Leafminers can also be easily monitored using a stationery styrofoam supermarket food tray. With this technique, developed by Dr. John Trumble at UCR, a small (4x8") food tray is placed on the berm in the row between the bases of the plants to catch leafminer pupae as they drop from the crop leaves above. Generally a small stone is used to weight the tray down in windy areas. In celery, a level of 10 pupae per tray per week is considered a treatment threshold. In fields using softer pesticides this level is usually never reached. Early season leafminer monitoring in celery is accomplished by using whole plant counts (20 plants) for larvae with a threshold of 1 larva per plant.
Sticky traps and pheromone traps are other tools for monitoring pest and beneficial populations in row crops. Although these tools generally don't give a quantitative measure of pest density due to the migratory nature of the species they catch, they can give a relative measure of pest pressure form field to field such that they are helpful in determining treatment priorities whenever treatments are deemed necessary. They are also quite useful as a first line of defense by providing an early warning of pest presence in the area. Sticky traps and pheromone traps may be fastened to wooden stakes or hung in plant foliage. Placement is usually critical to optimize their trapping efficiency. This generally means placement at the top of the canopy. Many pheromone traps drop drastically in efficiency or sensitivity when placed only a few inches to a foot above the canopy. Diamondback moth, for example, will not fly into traps more than about 2 feet above the plant's canopy and maximum catches are right at or just into the canopy.

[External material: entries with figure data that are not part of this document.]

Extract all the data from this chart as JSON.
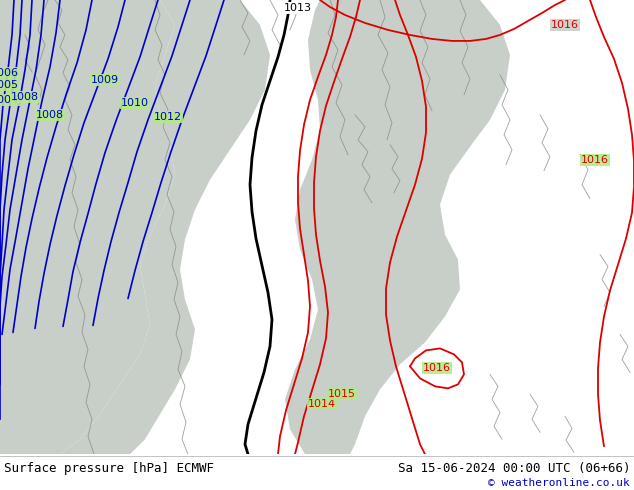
{
  "title_bottom_left": "Surface pressure [hPa] ECMWF",
  "title_bottom_right": "Sa 15-06-2024 00:00 UTC (06+66)",
  "copyright": "© weatheronline.co.uk",
  "bg_land": "#b5e88a",
  "bg_sea": "#c8cfc8",
  "contour_blue": "#0000cc",
  "contour_black": "#000000",
  "contour_red": "#dd0000",
  "coast_color": "#888888",
  "bottom_bg": "#ffffff",
  "bottom_text": "#000000",
  "copyright_color": "#0000cc",
  "figsize": [
    6.34,
    4.9
  ],
  "dpi": 100,
  "font_size_bar": 9,
  "font_size_label": 8
}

Ultimately, the most important factor with any monitoring system or method is consistency through time. In row crop farming where multiple fields are planted over the season, the same system should be used in each field all season long so that counts can be compared from field to field. Equally important is the use of the same technique in the same field each week over the season. Only in this way can the necessary distribution and life stage information be developed to permit treatment decisions regarding timing, choice of material and rate. Finally, consistency in monitoring technique coupled with precise record keeping permits the assessment of treatment efficacy and comparisons between treatments.